The Paducah Symphony Orchestra presents Tchaikovsky's 6th Symphony on Saturday, October 3. His final completed symphony, Tchaikovsky premiered this and conducted it himself in October 1893, nine days before his death. The second performance was in November and was played at his memorial service. On Sounds Good, Paducah Symphony's Maestro Raffaele Ponti describes the composer's struggle behind this piece and Barber's progressive Symphony No. 1 and Saint-Saens' lauded Cello Concerto No. 1 ahead of their performance.
Tchaikovsky's six symphonies play out like his autobiography, Ponti says. His final is the only one that ends in a minor key. The composer constantly struggled in his life as a man and composer. While Beethoven and Stravinsky constantly corrected and changed their music for the better, Tchaikovsky wasn't this way - his rewrites would often damage his music. Ponti recalls the story of his brother hiding scores so that he wouldn't destroy what he thought were masterpieces. This is attributed to his insecurities, where he never felt he was good enough.
The colorful bassoons, cellos and contrabasses fade away to nothing in the end, symbolizing the end of his life. While there's triumph in movement three, one can hear despair in movement four and the dramatic silence between them can be felt throughout the concert hall.
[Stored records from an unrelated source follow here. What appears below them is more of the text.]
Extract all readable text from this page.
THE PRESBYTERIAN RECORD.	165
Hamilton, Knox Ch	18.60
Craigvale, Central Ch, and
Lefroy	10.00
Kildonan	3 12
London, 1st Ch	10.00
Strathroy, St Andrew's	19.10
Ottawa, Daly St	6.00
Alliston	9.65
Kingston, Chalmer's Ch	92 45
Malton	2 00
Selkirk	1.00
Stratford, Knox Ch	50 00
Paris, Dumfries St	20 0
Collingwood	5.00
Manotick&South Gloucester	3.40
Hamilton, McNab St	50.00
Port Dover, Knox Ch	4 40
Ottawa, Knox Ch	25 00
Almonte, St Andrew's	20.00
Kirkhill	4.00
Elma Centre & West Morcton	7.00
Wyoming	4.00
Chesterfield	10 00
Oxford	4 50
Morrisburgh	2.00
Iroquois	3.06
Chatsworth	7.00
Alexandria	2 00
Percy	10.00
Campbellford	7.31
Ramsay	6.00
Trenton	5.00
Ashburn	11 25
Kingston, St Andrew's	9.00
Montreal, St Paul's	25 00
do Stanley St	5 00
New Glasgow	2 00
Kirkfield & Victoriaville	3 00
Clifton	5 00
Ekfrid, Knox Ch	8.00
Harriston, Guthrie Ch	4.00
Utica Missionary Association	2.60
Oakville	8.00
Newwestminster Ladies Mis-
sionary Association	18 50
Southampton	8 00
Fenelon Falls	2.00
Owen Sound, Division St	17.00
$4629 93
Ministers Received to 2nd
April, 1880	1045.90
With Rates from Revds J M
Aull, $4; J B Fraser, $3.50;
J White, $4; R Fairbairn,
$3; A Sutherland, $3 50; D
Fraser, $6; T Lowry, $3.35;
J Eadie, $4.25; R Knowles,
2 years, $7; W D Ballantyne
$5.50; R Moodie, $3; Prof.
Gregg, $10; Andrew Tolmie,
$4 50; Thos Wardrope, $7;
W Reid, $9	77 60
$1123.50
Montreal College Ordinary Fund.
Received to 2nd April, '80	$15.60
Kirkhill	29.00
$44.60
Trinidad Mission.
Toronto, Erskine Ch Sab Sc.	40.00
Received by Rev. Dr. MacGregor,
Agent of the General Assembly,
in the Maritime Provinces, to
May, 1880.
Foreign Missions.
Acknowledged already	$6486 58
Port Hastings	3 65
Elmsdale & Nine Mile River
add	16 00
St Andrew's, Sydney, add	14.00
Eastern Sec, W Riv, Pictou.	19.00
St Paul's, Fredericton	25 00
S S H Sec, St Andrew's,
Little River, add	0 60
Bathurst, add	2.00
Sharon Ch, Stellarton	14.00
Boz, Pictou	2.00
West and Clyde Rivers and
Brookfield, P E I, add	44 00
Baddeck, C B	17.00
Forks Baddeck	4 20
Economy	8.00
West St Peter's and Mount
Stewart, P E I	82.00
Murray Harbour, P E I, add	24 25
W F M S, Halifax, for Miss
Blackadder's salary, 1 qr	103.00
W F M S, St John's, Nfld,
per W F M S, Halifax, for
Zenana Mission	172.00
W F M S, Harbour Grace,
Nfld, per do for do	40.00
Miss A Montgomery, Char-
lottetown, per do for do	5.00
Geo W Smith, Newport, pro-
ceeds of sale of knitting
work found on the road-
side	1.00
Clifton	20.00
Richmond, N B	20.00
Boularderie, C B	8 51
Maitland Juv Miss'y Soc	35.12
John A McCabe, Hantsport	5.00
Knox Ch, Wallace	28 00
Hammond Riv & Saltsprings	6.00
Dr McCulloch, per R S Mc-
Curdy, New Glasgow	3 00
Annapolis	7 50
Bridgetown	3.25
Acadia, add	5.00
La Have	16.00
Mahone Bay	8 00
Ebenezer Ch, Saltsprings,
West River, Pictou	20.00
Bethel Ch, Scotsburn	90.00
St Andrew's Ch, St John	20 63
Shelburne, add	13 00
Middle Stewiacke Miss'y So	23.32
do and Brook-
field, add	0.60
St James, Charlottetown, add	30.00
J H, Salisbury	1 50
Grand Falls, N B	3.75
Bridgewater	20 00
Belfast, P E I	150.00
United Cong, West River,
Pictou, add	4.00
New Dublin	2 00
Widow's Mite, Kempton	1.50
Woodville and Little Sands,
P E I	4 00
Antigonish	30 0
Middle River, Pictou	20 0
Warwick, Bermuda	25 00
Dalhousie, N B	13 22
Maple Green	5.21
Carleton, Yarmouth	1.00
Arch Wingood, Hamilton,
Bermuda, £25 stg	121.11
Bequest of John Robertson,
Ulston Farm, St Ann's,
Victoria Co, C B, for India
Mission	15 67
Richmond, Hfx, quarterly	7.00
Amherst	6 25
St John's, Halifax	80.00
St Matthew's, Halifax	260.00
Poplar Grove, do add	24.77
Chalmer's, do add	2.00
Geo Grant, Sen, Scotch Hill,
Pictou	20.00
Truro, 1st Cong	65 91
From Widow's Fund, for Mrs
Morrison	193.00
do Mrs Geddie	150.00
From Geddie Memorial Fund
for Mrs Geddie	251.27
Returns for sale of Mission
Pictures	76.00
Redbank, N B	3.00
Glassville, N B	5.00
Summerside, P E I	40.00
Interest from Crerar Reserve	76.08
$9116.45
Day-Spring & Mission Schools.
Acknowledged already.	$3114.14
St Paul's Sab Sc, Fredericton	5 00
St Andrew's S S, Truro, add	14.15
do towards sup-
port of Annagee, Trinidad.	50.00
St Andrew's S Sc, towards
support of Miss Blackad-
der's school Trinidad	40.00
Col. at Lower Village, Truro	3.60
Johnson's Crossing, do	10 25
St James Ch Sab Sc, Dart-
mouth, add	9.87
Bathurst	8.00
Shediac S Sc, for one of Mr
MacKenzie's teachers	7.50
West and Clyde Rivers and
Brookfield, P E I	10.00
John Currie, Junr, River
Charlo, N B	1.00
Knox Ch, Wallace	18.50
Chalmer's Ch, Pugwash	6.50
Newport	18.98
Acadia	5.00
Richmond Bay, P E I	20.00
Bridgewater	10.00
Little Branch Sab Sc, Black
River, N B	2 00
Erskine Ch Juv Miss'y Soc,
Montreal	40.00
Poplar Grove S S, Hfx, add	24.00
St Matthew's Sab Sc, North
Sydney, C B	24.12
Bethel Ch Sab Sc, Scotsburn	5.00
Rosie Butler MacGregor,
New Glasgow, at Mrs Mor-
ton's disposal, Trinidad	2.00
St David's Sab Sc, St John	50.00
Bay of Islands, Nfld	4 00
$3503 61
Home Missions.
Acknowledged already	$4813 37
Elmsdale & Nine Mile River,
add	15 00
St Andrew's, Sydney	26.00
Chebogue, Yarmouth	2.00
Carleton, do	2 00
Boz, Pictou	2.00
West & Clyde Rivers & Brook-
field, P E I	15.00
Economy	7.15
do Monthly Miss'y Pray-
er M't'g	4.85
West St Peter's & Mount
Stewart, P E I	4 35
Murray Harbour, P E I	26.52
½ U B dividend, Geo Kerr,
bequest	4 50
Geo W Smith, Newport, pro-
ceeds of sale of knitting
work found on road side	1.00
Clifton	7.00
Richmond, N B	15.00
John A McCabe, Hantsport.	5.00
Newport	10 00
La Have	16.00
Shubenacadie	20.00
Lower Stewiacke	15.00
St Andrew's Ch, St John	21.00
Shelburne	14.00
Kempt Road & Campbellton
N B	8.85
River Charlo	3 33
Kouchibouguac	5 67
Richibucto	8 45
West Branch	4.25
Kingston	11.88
The second movement has a lilting little dance, an odd sort of waltz like a ballet.
Samuel Barber's Symphony No. 1 in One Movement can be described as very progressive. Barber lived in a progressive tonal period of American music, among contemporaries like Howard Hanson who were pushing the envelope, the ear, harmonies and rhythms. Together, they changed the form of music and challenged orchestras. This piece is written in the classical style with four sections, but is woven together into one beautiful movement. Ponti says the Andante Tranquillo in the third movement is very beautiful with muted strings, lush and mystical sound. "Good music is timeless, good art is timeless and this is one of those examples," he says.
Camille Saint-Saens' Cello Concerto No. 1 will feature young artist competition winner Wesley Skinner, their first collegiate winner. Of this piece, Rachmaninoff and Shostakovich said it's the greatest cello concerto ever written. And similar to Barber's piece, it's written in three sections, but performed together as one movement.